Veronica’s story deserves to be told, and Elvis Costello does so with grace and passion. Inspired by his own grandmother, the deeply personal performance from the Twickenham-raised rebel who articulated the angst of a generation is rich with genuine emotion about an elderly lady suffering from dementia. And it‘s a corker.
The veritable Veronica was the first fruit of a batch of songs Costello co-wrote with wacky Macca thumbs aloft himself, Paul McCartney, toward the end of the 1980s. Some appeared on McCartney’s 1989 album Flowers In The Dirt, while others were on Costello’s splendid Spike earlier that year (that’ll be the one with the Thatcher-baiting Tramp The Dirt Down then), and, following in 1991, the far angrier Mighty Like A Rose.
A highlight of Spike, Veronica became Costello’s biggest mainstream hit in the US by far, reaching No. 19 on the American Billboard Hot 100, though stalling a lowly 31 on British soil in mid March 1989.
The video, co-directed by John Hellcoat and Evan English, even earned an MTV Video Music Award for Best Male Video.
https://www.youtube.com/watch?v=fH4u_Q6nLDEOver an intrusive drum track that sounds like someone banging on a Tupperware box, parts of Veronica are sunny and upbeat, as much a celebration of life as it’s a portrait of a woman lost in her own mind.

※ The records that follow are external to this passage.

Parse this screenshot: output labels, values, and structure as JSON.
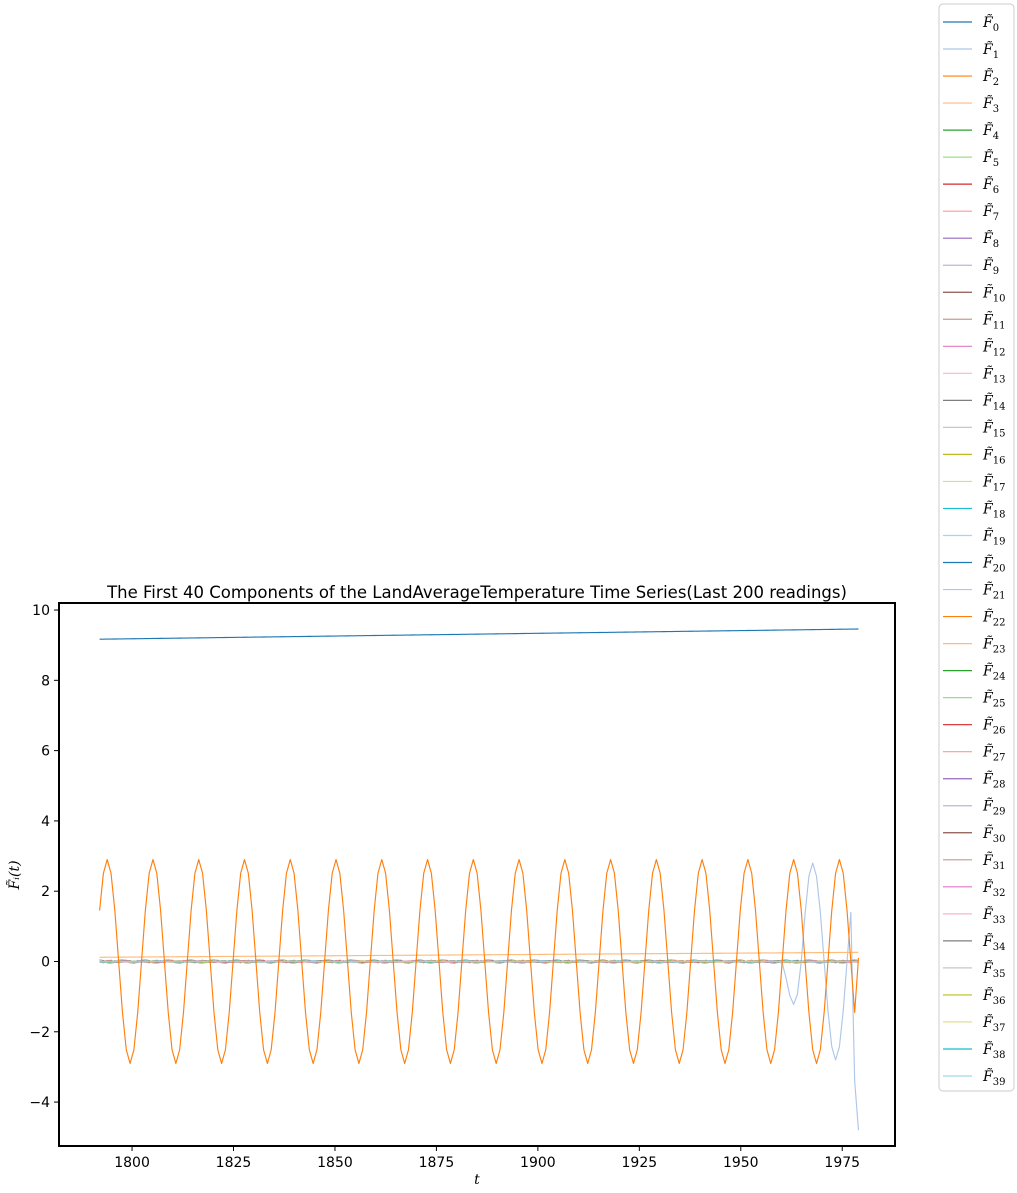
{
  "chart_data": {
    "type": "line",
    "title": "The First 40 Components of the LandAverageTemperature Time Series(Last 200 readings)",
    "xlabel": "t",
    "ylabel": "F̃ᵢ(t)",
    "xlim": [
      1782,
      1988
    ],
    "ylim": [
      -5.25,
      10.2
    ],
    "xticks": [
      1800,
      1825,
      1850,
      1875,
      1900,
      1925,
      1950,
      1975
    ],
    "yticks": [
      -4,
      -2,
      0,
      2,
      4,
      6,
      8,
      10
    ],
    "xtick_labels": [
      "1800",
      "1825",
      "1850",
      "1875",
      "1900",
      "1925",
      "1950",
      "1975"
    ],
    "ytick_labels": [
      "−4",
      "−2",
      "0",
      "2",
      "4",
      "6",
      "8",
      "10"
    ],
    "x_start": 1792,
    "x_end": 1979,
    "n_points": 200,
    "legend_position": "outside-right",
    "legend_prefix": "F̃",
    "series": [
      {
        "name": "0",
        "color": "#1f77b4",
        "kind": "trend",
        "start": 9.17,
        "end": 9.46
      },
      {
        "name": "1",
        "color": "#aec7e8",
        "kind": "tail_cycle",
        "amp": 2.8,
        "period": 12,
        "tail_start": 1960,
        "final": -4.8
      },
      {
        "name": "2",
        "color": "#ff7f0e",
        "kind": "cycle",
        "amp": 2.9,
        "period": 12,
        "phase": 2.0,
        "final": 0.1
      },
      {
        "name": "3",
        "color": "#ffbb78",
        "kind": "trend",
        "start": 0.12,
        "end": 0.26
      },
      {
        "name": "4",
        "color": "#2ca02c",
        "kind": "small",
        "amp": 0.05,
        "period": 6
      },
      {
        "name": "5",
        "color": "#98df8a",
        "kind": "small",
        "amp": 0.06,
        "period": 6
      },
      {
        "name": "6",
        "color": "#d62728",
        "kind": "small",
        "amp": 0.04,
        "period": 4
      },
      {
        "name": "7",
        "color": "#ff9896",
        "kind": "small",
        "amp": 0.04,
        "period": 4
      },
      {
        "name": "8",
        "color": "#9467bd",
        "kind": "small",
        "amp": 0.03,
        "period": 3
      },
      {
        "name": "9",
        "color": "#c5b0d5",
        "kind": "small",
        "amp": 0.03,
        "period": 3
      },
      {
        "name": "10",
        "color": "#8c564b",
        "kind": "small",
        "amp": 0.03,
        "period": 5
      },
      {
        "name": "11",
        "color": "#c49c94",
        "kind": "small",
        "amp": 0.03,
        "period": 5
      },
      {
        "name": "12",
        "color": "#e377c2",
        "kind": "small",
        "amp": 0.02,
        "period": 7
      },
      {
        "name": "13",
        "color": "#f7b6d2",
        "kind": "small",
        "amp": 0.02,
        "period": 7
      },
      {
        "name": "14",
        "color": "#7f7f7f",
        "kind": "small",
        "amp": 0.02,
        "period": 8
      },
      {
        "name": "15",
        "color": "#c7c7c7",
        "kind": "small",
        "amp": 0.02,
        "period": 8
      },
      {
        "name": "16",
        "color": "#bcbd22",
        "kind": "small",
        "amp": 0.02,
        "period": 9
      },
      {
        "name": "17",
        "color": "#dbdb8d",
        "kind": "small",
        "amp": 0.02,
        "period": 9
      },
      {
        "name": "18",
        "color": "#17becf",
        "kind": "small",
        "amp": 0.02,
        "period": 10
      },
      {
        "name": "19",
        "color": "#9edae5",
        "kind": "small",
        "amp": 0.02,
        "period": 10
      },
      {
        "name": "20",
        "color": "#1f77b4",
        "kind": "small",
        "amp": 0.02,
        "period": 11
      },
      {
        "name": "21",
        "color": "#aec7e8",
        "kind": "small",
        "amp": 0.02,
        "period": 11
      },
      {
        "name": "22",
        "color": "#ff7f0e",
        "kind": "small",
        "amp": 0.015,
        "period": 13
      },
      {
        "name": "23",
        "color": "#ffbb78",
        "kind": "small",
        "amp": 0.015,
        "period": 13
      },
      {
        "name": "24",
        "color": "#2ca02c",
        "kind": "small",
        "amp": 0.015,
        "period": 14
      },
      {
        "name": "25",
        "color": "#98df8a",
        "kind": "small",
        "amp": 0.015,
        "period": 14
      },
      {
        "name": "26",
        "color": "#d62728",
        "kind": "small",
        "amp": 0.015,
        "period": 15
      },
      {
        "name": "27",
        "color": "#ff9896",
        "kind": "small",
        "amp": 0.015,
        "period": 15
      },
      {
        "name": "28",
        "color": "#9467bd",
        "kind": "small",
        "amp": 0.01,
        "period": 16
      },
      {
        "name": "29",
        "color": "#c5b0d5",
        "kind": "small",
        "amp": 0.01,
        "period": 16
      },
      {
        "name": "30",
        "color": "#8c564b",
        "kind": "small",
        "amp": 0.01,
        "period": 17
      },
      {
        "name": "31",
        "color": "#c49c94",
        "kind": "small",
        "amp": 0.01,
        "period": 17
      },
      {
        "name": "32",
        "color": "#e377c2",
        "kind": "small",
        "amp": 0.01,
        "period": 18
      },
      {
        "name": "33",
        "color": "#f7b6d2",
        "kind": "small",
        "amp": 0.01,
        "period": 18
      },
      {
        "name": "34",
        "color": "#7f7f7f",
        "kind": "small",
        "amp": 0.01,
        "period": 19
      },
      {
        "name": "35",
        "color": "#c7c7c7",
        "kind": "small",
        "amp": 0.01,
        "period": 19
      },
      {
        "name": "36",
        "color": "#bcbd22",
        "kind": "small",
        "amp": 0.01,
        "period": 20
      },
      {
        "name": "37",
        "color": "#dbdb8d",
        "kind": "small",
        "amp": 0.01,
        "period": 20
      },
      {
        "name": "38",
        "color": "#17becf",
        "kind": "small",
        "amp": 0.01,
        "period": 21
      },
      {
        "name": "39",
        "color": "#9edae5",
        "kind": "small",
        "amp": 0.01,
        "period": 21
      }
    ]
  }
}
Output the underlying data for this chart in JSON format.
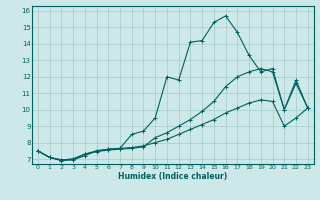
{
  "title": "",
  "xlabel": "Humidex (Indice chaleur)",
  "ylabel": "",
  "background_color": "#cce8e8",
  "grid_color": "#aacfcf",
  "line_color": "#006060",
  "xlim": [
    -0.5,
    23.5
  ],
  "ylim": [
    6.7,
    16.3
  ],
  "xticks": [
    0,
    1,
    2,
    3,
    4,
    5,
    6,
    7,
    8,
    9,
    10,
    11,
    12,
    13,
    14,
    15,
    16,
    17,
    18,
    19,
    20,
    21,
    22,
    23
  ],
  "yticks": [
    7,
    8,
    9,
    10,
    11,
    12,
    13,
    14,
    15,
    16
  ],
  "line1_x": [
    0,
    1,
    2,
    3,
    4,
    5,
    6,
    7,
    8,
    9,
    10,
    11,
    12,
    13,
    14,
    15,
    16,
    17,
    18,
    19,
    20,
    21,
    22,
    23
  ],
  "line1_y": [
    7.5,
    7.1,
    6.9,
    6.95,
    7.2,
    7.5,
    7.6,
    7.65,
    8.5,
    8.7,
    9.5,
    12.0,
    11.8,
    14.1,
    14.2,
    15.3,
    15.7,
    14.7,
    13.3,
    12.3,
    12.5,
    10.0,
    11.8,
    10.1
  ],
  "line2_x": [
    0,
    1,
    2,
    3,
    4,
    5,
    6,
    7,
    8,
    9,
    10,
    11,
    12,
    13,
    14,
    15,
    16,
    17,
    18,
    19,
    20,
    21,
    22,
    23
  ],
  "line2_y": [
    7.5,
    7.1,
    6.95,
    7.0,
    7.3,
    7.45,
    7.55,
    7.6,
    7.65,
    7.75,
    8.3,
    8.6,
    9.0,
    9.4,
    9.9,
    10.5,
    11.4,
    12.0,
    12.3,
    12.5,
    12.3,
    10.0,
    11.6,
    10.1
  ],
  "line3_x": [
    0,
    1,
    2,
    3,
    4,
    5,
    6,
    7,
    8,
    9,
    10,
    11,
    12,
    13,
    14,
    15,
    16,
    17,
    18,
    19,
    20,
    21,
    22,
    23
  ],
  "line3_y": [
    7.5,
    7.1,
    6.95,
    7.0,
    7.3,
    7.5,
    7.6,
    7.65,
    7.7,
    7.8,
    8.0,
    8.2,
    8.5,
    8.8,
    9.1,
    9.4,
    9.8,
    10.1,
    10.4,
    10.6,
    10.5,
    9.0,
    9.5,
    10.1
  ]
}
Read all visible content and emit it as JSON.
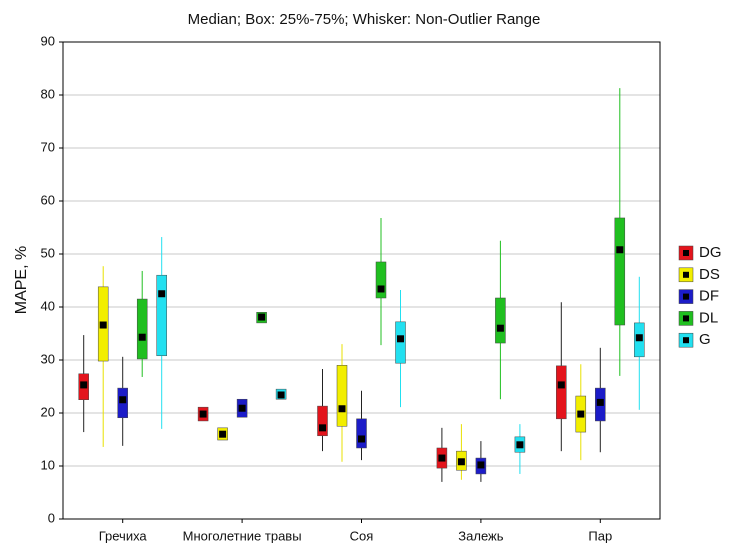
{
  "chart_data": {
    "type": "box",
    "title": "Median; Box: 25%-75%; Whisker: Non-Outlier Range",
    "y_label": "MAPE, %",
    "categories": [
      "Гречиха",
      "Многолетние травы",
      "Соя",
      "Залежь",
      "Пар"
    ],
    "ylim": [
      0,
      90
    ],
    "yticks": [
      0,
      10,
      20,
      30,
      40,
      50,
      60,
      70,
      80,
      90
    ],
    "grid": true,
    "legend": "right",
    "series": [
      {
        "name": "DG",
        "color": "#e3141c",
        "whisker_color": "#222222",
        "min": [
          16.4,
          18.5,
          12.8,
          7,
          12.8
        ],
        "q1": [
          22.5,
          18.5,
          15.7,
          9.6,
          18.9
        ],
        "median": [
          25.3,
          19.8,
          17.2,
          11.5,
          25.3
        ],
        "q3": [
          27.4,
          21.1,
          21.3,
          13.4,
          28.9
        ],
        "max": [
          34.7,
          21.1,
          28.3,
          17.2,
          40.9
        ]
      },
      {
        "name": "DS",
        "color": "#f2ee00",
        "whisker_color": "#e8e000",
        "min": [
          13.6,
          14.9,
          10.8,
          7.4,
          11.1
        ],
        "q1": [
          29.8,
          14.9,
          17.5,
          9.2,
          16.4
        ],
        "median": [
          36.6,
          16,
          20.8,
          10.8,
          19.8
        ],
        "q3": [
          43.8,
          17.2,
          29,
          12.8,
          23.2
        ],
        "max": [
          47.7,
          17.2,
          33,
          17.9,
          29.2
        ]
      },
      {
        "name": "DF",
        "color": "#1c1cc8",
        "whisker_color": "#222222",
        "min": [
          13.8,
          19.2,
          11.1,
          7,
          12.6
        ],
        "q1": [
          19.1,
          19.2,
          13.4,
          8.5,
          18.5
        ],
        "median": [
          22.5,
          20.9,
          15.1,
          10.2,
          22
        ],
        "q3": [
          24.7,
          22.6,
          18.9,
          11.5,
          24.7
        ],
        "max": [
          30.6,
          22.6,
          24.2,
          14.7,
          32.3
        ]
      },
      {
        "name": "DL",
        "color": "#20bf20",
        "whisker_color": "#20bf20",
        "min": [
          26.8,
          37,
          32.8,
          22.6,
          27
        ],
        "q1": [
          30.2,
          37,
          41.7,
          33.2,
          36.6
        ],
        "median": [
          34.3,
          38.1,
          43.4,
          36,
          50.8
        ],
        "q3": [
          41.5,
          39,
          48.5,
          41.7,
          56.8
        ],
        "max": [
          46.8,
          39,
          56.8,
          52.5,
          81.3
        ]
      },
      {
        "name": "G",
        "color": "#22e0f0",
        "whisker_color": "#22e0f0",
        "min": [
          17,
          22.6,
          21.1,
          8.5,
          20.6
        ],
        "q1": [
          30.8,
          22.6,
          29.4,
          12.6,
          30.6
        ],
        "median": [
          42.5,
          23.4,
          34,
          14,
          34.2
        ],
        "q3": [
          46,
          24.5,
          37.2,
          15.5,
          37
        ],
        "max": [
          53.2,
          24.5,
          43.2,
          17.9,
          45.7
        ]
      }
    ]
  }
}
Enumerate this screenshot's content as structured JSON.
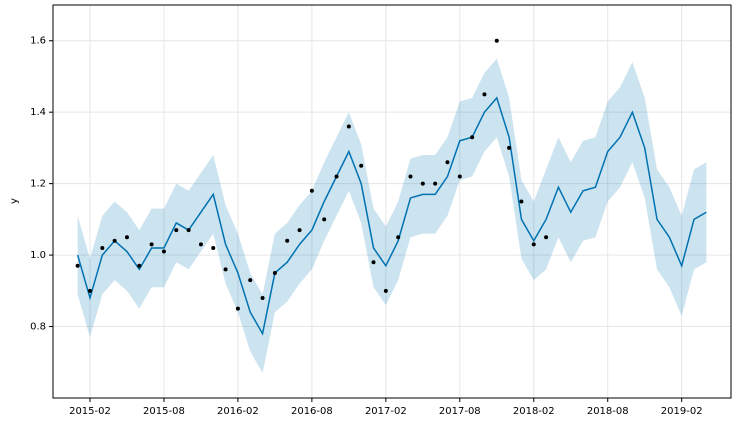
{
  "chart_data": {
    "type": "line",
    "ylabel": "y",
    "xlim": [
      "2014-11",
      "2019-06"
    ],
    "ylim": [
      0.6,
      1.7
    ],
    "xticks": [
      "2015-02",
      "2015-08",
      "2016-02",
      "2016-08",
      "2017-02",
      "2017-08",
      "2018-02",
      "2018-08",
      "2019-02"
    ],
    "yticks": [
      0.8,
      {
        "value": 1,
        "label": "1.0"
      },
      1.2,
      1.4,
      1.6
    ],
    "grid": true,
    "series": [
      {
        "type": "line",
        "color": "#0072B2",
        "x": [
          "2015-01",
          "2015-02",
          "2015-03",
          "2015-04",
          "2015-05",
          "2015-06",
          "2015-07",
          "2015-08",
          "2015-09",
          "2015-10",
          "2015-11",
          "2015-12",
          "2016-01",
          "2016-02",
          "2016-03",
          "2016-04",
          "2016-05",
          "2016-06",
          "2016-07",
          "2016-08",
          "2016-09",
          "2016-10",
          "2016-11",
          "2016-12",
          "2017-01",
          "2017-02",
          "2017-03",
          "2017-04",
          "2017-05",
          "2017-06",
          "2017-07",
          "2017-08",
          "2017-09",
          "2017-10",
          "2017-11",
          "2017-12",
          "2018-01",
          "2018-02",
          "2018-03",
          "2018-04",
          "2018-05",
          "2018-06",
          "2018-07",
          "2018-08",
          "2018-09",
          "2018-10",
          "2018-11",
          "2018-12",
          "2019-01",
          "2019-02",
          "2019-03",
          "2019-04"
        ],
        "values": [
          1.0,
          0.88,
          1.0,
          1.04,
          1.01,
          0.96,
          1.02,
          1.02,
          1.09,
          1.07,
          1.12,
          1.17,
          1.03,
          0.95,
          0.84,
          0.78,
          0.95,
          0.98,
          1.03,
          1.07,
          1.15,
          1.22,
          1.29,
          1.2,
          1.02,
          0.97,
          1.04,
          1.16,
          1.17,
          1.17,
          1.22,
          1.32,
          1.33,
          1.4,
          1.44,
          1.33,
          1.1,
          1.04,
          1.1,
          1.19,
          1.12,
          1.18,
          1.19,
          1.29,
          1.33,
          1.4,
          1.3,
          1.1,
          1.05,
          0.97,
          1.1,
          1.12
        ],
        "lower": [
          0.89,
          0.77,
          0.89,
          0.93,
          0.9,
          0.85,
          0.91,
          0.91,
          0.98,
          0.96,
          1.01,
          1.06,
          0.92,
          0.84,
          0.73,
          0.67,
          0.84,
          0.87,
          0.92,
          0.96,
          1.04,
          1.11,
          1.18,
          1.09,
          0.91,
          0.86,
          0.93,
          1.05,
          1.06,
          1.06,
          1.11,
          1.21,
          1.22,
          1.29,
          1.33,
          1.22,
          0.99,
          0.93,
          0.96,
          1.05,
          0.98,
          1.04,
          1.05,
          1.15,
          1.19,
          1.26,
          1.16,
          0.96,
          0.91,
          0.83,
          0.96,
          0.98
        ],
        "upper": [
          1.11,
          0.99,
          1.11,
          1.15,
          1.12,
          1.07,
          1.13,
          1.13,
          1.2,
          1.18,
          1.23,
          1.28,
          1.14,
          1.06,
          0.95,
          0.89,
          1.06,
          1.09,
          1.14,
          1.18,
          1.26,
          1.33,
          1.4,
          1.31,
          1.13,
          1.08,
          1.15,
          1.27,
          1.28,
          1.28,
          1.33,
          1.43,
          1.44,
          1.51,
          1.55,
          1.44,
          1.21,
          1.15,
          1.24,
          1.33,
          1.26,
          1.32,
          1.33,
          1.43,
          1.47,
          1.54,
          1.44,
          1.24,
          1.19,
          1.11,
          1.24,
          1.26
        ]
      },
      {
        "type": "scatter",
        "color": "#000000",
        "x": [
          "2015-01",
          "2015-02",
          "2015-03",
          "2015-04",
          "2015-05",
          "2015-06",
          "2015-07",
          "2015-08",
          "2015-09",
          "2015-10",
          "2015-11",
          "2015-12",
          "2016-01",
          "2016-02",
          "2016-03",
          "2016-04",
          "2016-05",
          "2016-06",
          "2016-07",
          "2016-08",
          "2016-09",
          "2016-10",
          "2016-11",
          "2016-12",
          "2017-01",
          "2017-02",
          "2017-03",
          "2017-04",
          "2017-05",
          "2017-06",
          "2017-07",
          "2017-08",
          "2017-09",
          "2017-10",
          "2017-11",
          "2017-12",
          "2018-01",
          "2018-02",
          "2018-03"
        ],
        "values": [
          0.97,
          0.9,
          1.02,
          1.04,
          1.05,
          0.97,
          1.03,
          1.01,
          1.07,
          1.07,
          1.03,
          1.02,
          0.96,
          0.85,
          0.93,
          0.88,
          0.95,
          1.04,
          1.07,
          1.18,
          1.1,
          1.22,
          1.36,
          1.25,
          0.98,
          0.9,
          1.05,
          1.22,
          1.2,
          1.2,
          1.26,
          1.22,
          1.33,
          1.45,
          1.6,
          1.3,
          1.15,
          1.03,
          1.05
        ]
      }
    ]
  }
}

He portrays Veronica as suddenly having vivid flashes of memory amidst the fog, singing with wrenching emotion, “She spoke his name out loud again!” as a newspaper photo suddenly triggers the memory of an old love that lifts from the depths of her mind like a bubble rising to the surface of a pond and popping into the air.
In other words, if I can paraphrase his hero Frank Sinatra, her story is not too sad to be told.
We can only hope our own stories will be told so well, sometime.